Het blijft een raadsel waarom er zo veel grijze walvissen aanspoelen aan de Noord-Amerikaanse westkust. Alleen al dit jaar werden in Alaska, Oregon, Washington en Californië maar liefst 70 dode grijze walvissen aangetroffen. Van dit aantal strandden 21 dieren langs de Californische kust. Omdat niet ieder dood dier het land bereikt is het vermoeden dat het aantal dode walvissen nog veel hoger ligt.
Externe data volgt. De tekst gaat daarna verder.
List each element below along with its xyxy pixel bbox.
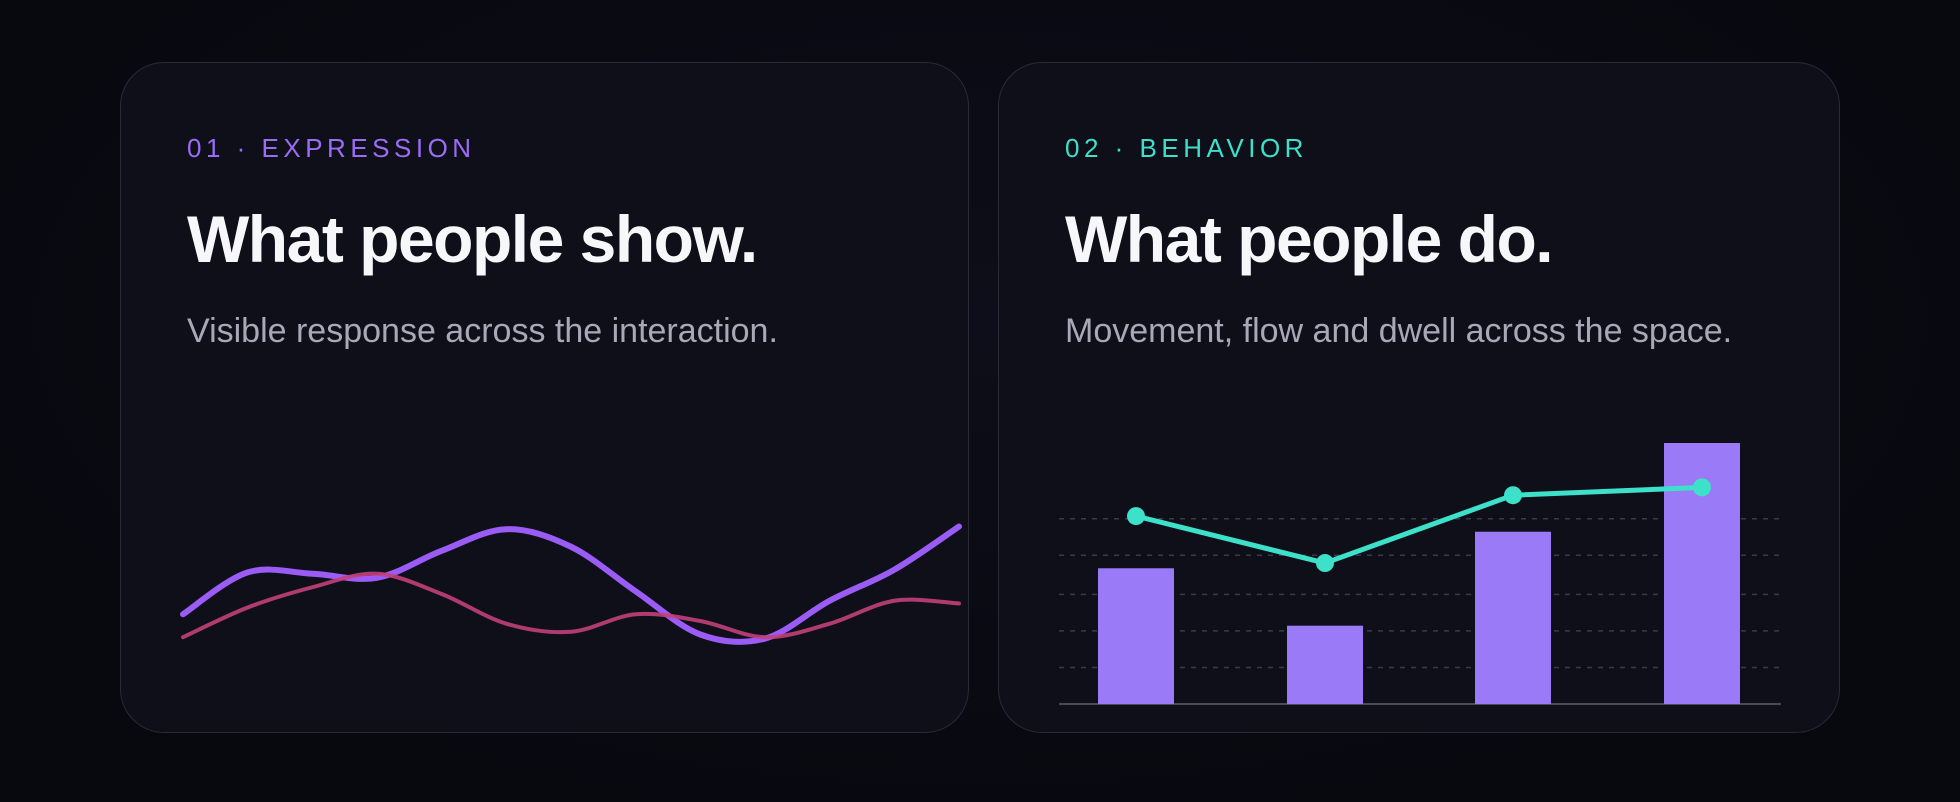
- trend-point-1: [1127, 507, 1145, 526]
- trend-line: [1135, 484, 1703, 566]
- series-line-2: [181, 571, 961, 640]
- behavior-title: What people do.: [1065, 202, 1554, 276]
- behavior-subtitle: Movement, flow and dwell across the spac…: [1065, 312, 1733, 350]
- behavior-eyebrow: 02 · BEHAVIOR: [1065, 133, 1308, 163]
- behavior-card: 02 · BEHAVIOR What people do. Movement, …: [998, 62, 1840, 733]
- expression-card: 01 · EXPRESSION What people show. Visibl…: [120, 62, 969, 733]
- bar-2: [1287, 625, 1363, 704]
- expression-eyebrow: 01 · EXPRESSION: [187, 133, 476, 163]
- trend-point-2: [1316, 554, 1334, 573]
- series-line-1: [180, 523, 962, 645]
- expression-chart: [180, 523, 962, 645]
- bar-3: [1475, 531, 1551, 704]
- trend-point-3: [1504, 486, 1522, 505]
- expression-title: What people show.: [187, 202, 758, 276]
- expression-subtitle: Visible response across the interaction.: [187, 312, 778, 350]
- trend-point-4: [1693, 478, 1711, 497]
- behavior-chart: [1059, 443, 1781, 705]
- bar-1: [1098, 568, 1174, 704]
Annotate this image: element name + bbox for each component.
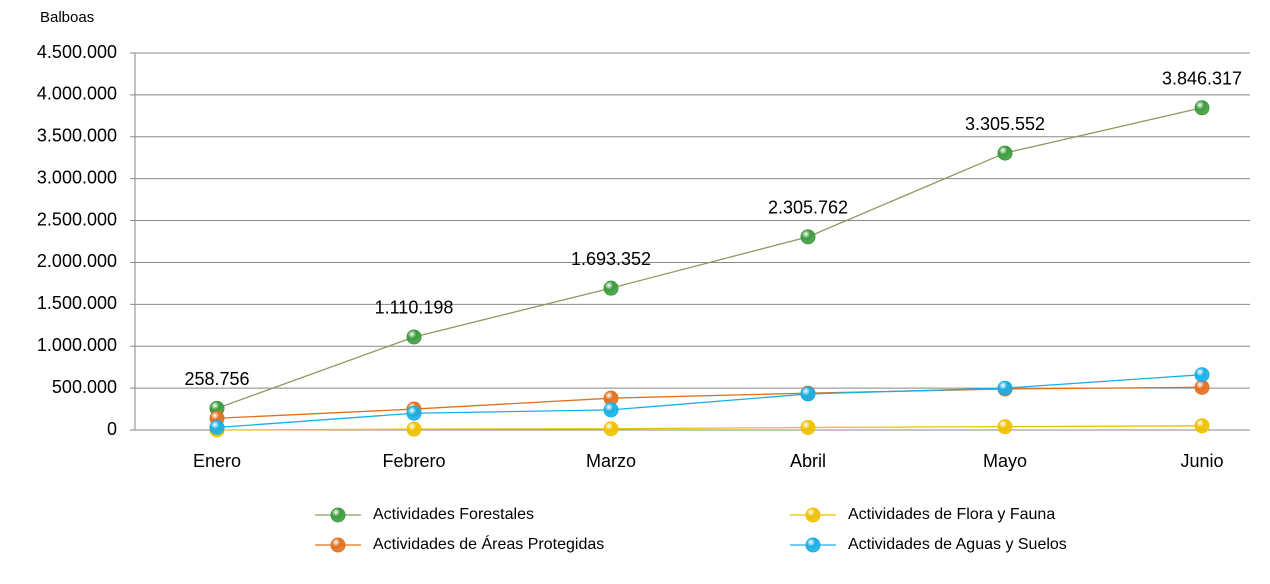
y-tick-label: 3.000.000 bbox=[37, 167, 117, 187]
marker bbox=[1194, 100, 1210, 116]
marker bbox=[997, 145, 1013, 161]
legend-marker bbox=[805, 537, 821, 553]
x-tick-label: Abril bbox=[790, 451, 826, 471]
x-tick-label: Junio bbox=[1180, 451, 1223, 471]
marker bbox=[800, 229, 816, 245]
x-tick-label: Febrero bbox=[382, 451, 445, 471]
y-tick-label: 1.000.000 bbox=[37, 335, 117, 355]
y-tick-label: 500.000 bbox=[52, 377, 117, 397]
y-tick-label: 4.000.000 bbox=[37, 84, 117, 104]
data-label: 1.693.352 bbox=[571, 249, 651, 269]
y-tick-label: 2.000.000 bbox=[37, 251, 117, 271]
series-line bbox=[216, 374, 1203, 429]
legend-label: Actividades de Aguas y Suelos bbox=[848, 536, 1067, 553]
marker bbox=[997, 419, 1013, 435]
y-tick-label: 2.500.000 bbox=[37, 209, 117, 229]
y-tick-label: 1.500.000 bbox=[37, 293, 117, 313]
marker bbox=[1194, 418, 1210, 434]
x-tick-label: Mayo bbox=[983, 451, 1027, 471]
marker bbox=[603, 280, 619, 296]
x-tick-label: Enero bbox=[193, 451, 241, 471]
legend-label: Actividades Forestales bbox=[373, 506, 534, 523]
marker bbox=[406, 421, 422, 437]
legend-label: Actividades de Áreas Protegidas bbox=[373, 534, 604, 553]
legend-marker bbox=[330, 507, 346, 523]
marker bbox=[800, 386, 816, 402]
data-label: 3.846.317 bbox=[1162, 69, 1242, 89]
marker bbox=[406, 405, 422, 421]
marker bbox=[1194, 367, 1210, 383]
legend-marker bbox=[805, 507, 821, 523]
y-tick-label: 3.500.000 bbox=[37, 126, 117, 146]
legend-label: Actividades de Flora y Fauna bbox=[848, 506, 1055, 523]
legend-marker bbox=[330, 537, 346, 553]
data-label: 3.305.552 bbox=[965, 114, 1045, 134]
series-line bbox=[216, 386, 1203, 419]
marker bbox=[997, 380, 1013, 396]
marker bbox=[603, 421, 619, 437]
marker bbox=[209, 419, 225, 435]
series-line bbox=[216, 107, 1203, 409]
data-label: 258.756 bbox=[184, 369, 249, 389]
y-axis-label: Balboas bbox=[40, 9, 94, 26]
y-tick-label: 4.500.000 bbox=[37, 42, 117, 62]
marker bbox=[1194, 379, 1210, 395]
x-tick-label: Marzo bbox=[586, 451, 636, 471]
marker bbox=[406, 329, 422, 345]
data-label: 2.305.762 bbox=[768, 198, 848, 218]
marker bbox=[800, 419, 816, 435]
series-line bbox=[216, 425, 1203, 431]
data-label: 1.110.198 bbox=[375, 298, 454, 318]
y-tick-label: 0 bbox=[107, 419, 117, 439]
marker bbox=[603, 402, 619, 418]
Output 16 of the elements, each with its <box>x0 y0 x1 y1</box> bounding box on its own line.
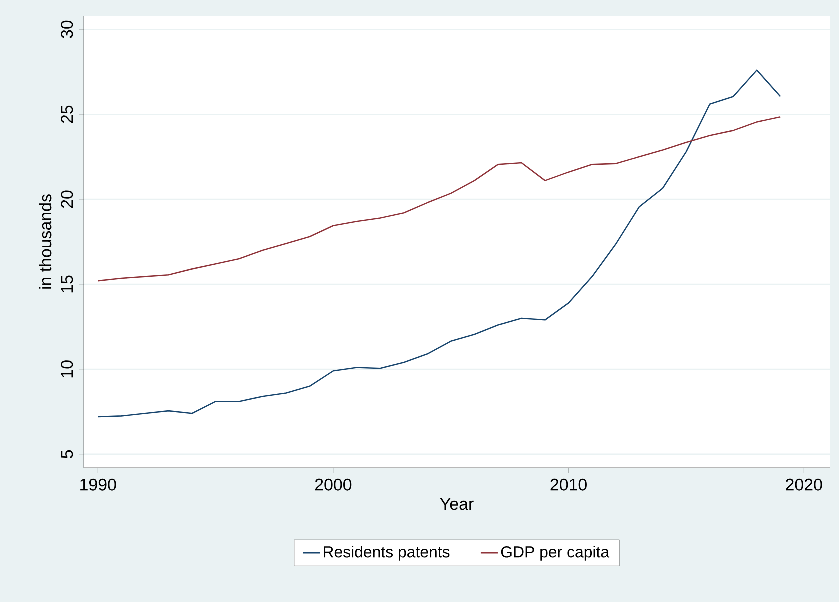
y-tick-label: 25 <box>61 106 74 124</box>
y-tick-label: 15 <box>61 276 74 293</box>
x-tick-label: 2000 <box>315 478 352 491</box>
y-tick-label: 30 <box>61 20 74 38</box>
y-tick-label: 5 <box>61 450 74 458</box>
y-tick-label: 20 <box>61 190 74 208</box>
y-tick-label: 10 <box>61 360 74 378</box>
x-axis-title: Year <box>440 498 474 510</box>
line-series <box>97 116 782 282</box>
legend-label: GDP per capita <box>501 546 610 561</box>
line-series <box>97 70 782 418</box>
y-axis-title: in thousands <box>39 194 52 289</box>
legend-label: Residents patents <box>324 546 450 561</box>
x-tick-label: 2010 <box>550 478 587 491</box>
x-tick-label: 2020 <box>786 478 822 491</box>
x-tick-label: 1990 <box>80 478 116 491</box>
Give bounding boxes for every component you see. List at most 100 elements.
Wetenschappers starten een onderzoek van het National Oceanic and Atmospheric Administration (NOAA), het federaal agentschap in de VS dat zich bezighoudt met oceanografie gaan onderzoek doen naar de hoge sterfte onder de dieren. Normaal gesproken stranden er gemiddeld 35 walvissen in een jaar in de VS.
Vetreserve
Gedurende de zomermaanden verblijven de dieren in de Arctische wateren rond de Noordpool, om daarna af te zakken richting Mexico om daar te overwinteren. Het zou kunnen dat de dieren voor deze lange tocht dit jaar niet genoeg vetreserves hebben opgebouwd om te overleven, aldus een woordvoerder van NOAA:
“Veel van de walvissen waren mager en ondervoed en dat suggereert dat ze misschien niet genoeg te eten hadden tijdens het laatste voedingsseizoen in het Noordpoolgebied.”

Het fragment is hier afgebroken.